Was that when you were covering the 2008 convention?

Yep, during the Democratic National Convention there were a few murmurs about ‘ohhh, ohhh.’ So I heard that I might be doing something new, but again, I was so focused on getting the story and not being the story that I didn’t really internalize that in any way.

When it really became what you would call a negative issue was during the campaign for governor and senator in Colorado. Then-Mayor John Hickenlooper was running for governor against Tom Tacredo among others, and he gave me an interview in which he made an inartful statement and the conservative press was making hay with it trying to win points against him and then included the fact that he sat down with this “transsexual.”

Ken Buck, Republican Senate candidate, even a Tea Party Republican at that, had given me a couple of interviews and he was really brilliant and wonderful and personable and was given a little flack for having given an interview to a ‘transsexual journalist,’ by the conservative press. That got used in the campaign against John Hickenlooper and Ken Buck and I became sort of an issue for a moment, a white hot moment.

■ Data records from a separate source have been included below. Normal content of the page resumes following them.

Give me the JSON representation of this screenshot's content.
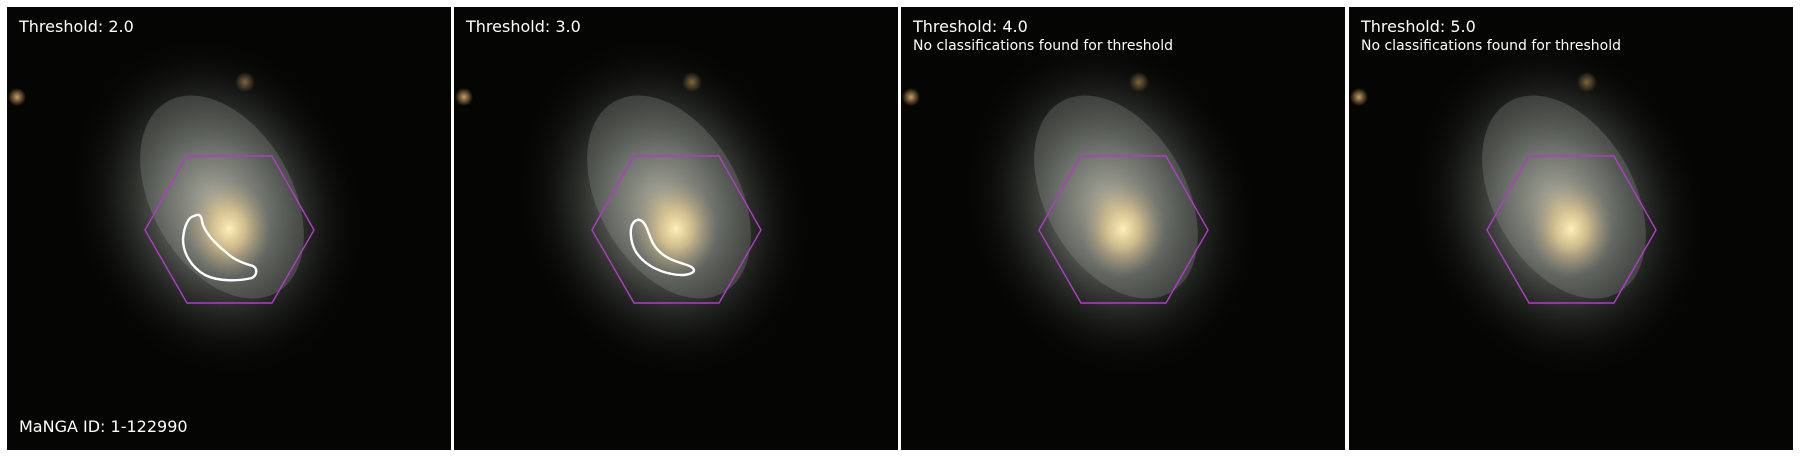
{
  "panels": [
    {
      "title": "Threshold: 2.0",
      "note": "",
      "has_region": true,
      "region": "large"
    },
    {
      "title": "Threshold: 3.0",
      "note": "",
      "has_region": true,
      "region": "small"
    },
    {
      "title": "Threshold: 4.0",
      "note": "No classifications found for threshold",
      "has_region": false
    },
    {
      "title": "Threshold: 5.0",
      "note": "No classifications found for threshold",
      "has_region": false
    }
  ],
  "manga_id": "MaNGA ID: 1-122990",
  "colors": {
    "hexagon": "#b03cc8",
    "region_outline": "#ffffff",
    "text": "#ffffff",
    "background": "#050504"
  }
}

It didn’t really hurt either of those candidates but it did hurt me.

Well thank you for taking on that role. I think that you serve as an inspiration for others who might want to follow in your footsteps.

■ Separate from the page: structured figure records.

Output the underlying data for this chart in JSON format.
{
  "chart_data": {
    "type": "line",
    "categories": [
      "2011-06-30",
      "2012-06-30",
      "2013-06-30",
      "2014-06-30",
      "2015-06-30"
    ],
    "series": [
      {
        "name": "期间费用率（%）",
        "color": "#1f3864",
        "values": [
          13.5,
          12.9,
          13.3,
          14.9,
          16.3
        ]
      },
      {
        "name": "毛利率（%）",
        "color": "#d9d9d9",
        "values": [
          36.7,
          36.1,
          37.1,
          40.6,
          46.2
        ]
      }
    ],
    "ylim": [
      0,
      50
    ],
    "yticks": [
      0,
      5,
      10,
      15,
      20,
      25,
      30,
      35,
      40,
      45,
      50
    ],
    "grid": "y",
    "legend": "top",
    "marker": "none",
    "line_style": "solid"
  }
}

I think it’s other people that inspire me, rather than me inspiring them. When I hear from young LGBT kids, students, teens, sometimes parents — when they contact me and ask me for advice whether they want to be in television or not or they just site my work as evidence that they have so many more avenues than they thought, that’s inspiring to me. I don’t think of myself as doing any work that’s inspiring anyone — I’m just doing my work. I’m just being a journalist.

Was television a lifelong dream for you, or did you stumble into it later in life?

For me, television as a journalist was a second chapter. My early career in the entertainment field was in the theater and in dance and in New York and I had a very different career. It was fairly successful at the time. The challenge for me is that I can’t really cite any of those achievements because  that raises a whole other set of questions about oh that’s who you used to be, but that’s who you really are — that kind of thing. That’s something that happens to transgender people that doesn’t necessarily happen to gay and lesbian people. No one tries to undermine your current identity and cite it as something less-than-legitimate by referring to your previous identity as your ‘real’ name or your real work.

What have you learned since you came out as transgender as a journalist, and what advice would you give to someone who might be aspiring to be a journalist — whether they are transgender, straight or LGB?

It’s funny that you say ‘came out as transgender,’ because I didn’t ‘come out’ in that it was never a secret — but when it became an issue, when it became something that people focused on, that was a big surprise to me. I guess I was very naïve; I just didn’t think of it. The advice I would give is: if you want to be a journalist make sure that you learn your craft, you learn the ethics of journalism, you really hone those skills, especially writing.

Even if you’re working in television, writing is important, although the writing style can be very different. But the other thing is what’s exciting now is you don’t have to wait for someone to give you permission to be a journalist, you don’t have to wait for someone to give you permission to work on television or film no matter who you are because you can find equipment readily available and you can just make it and you can start publishing it. If you’re in J school you should still start publishing your own work even if it’s just for a tiny audience of your family so you have that diverse experience of doing the work and getting it out there and getting the feedback from people who read it or watch it or listen to it. I would say just roll up your sleeves and do the work.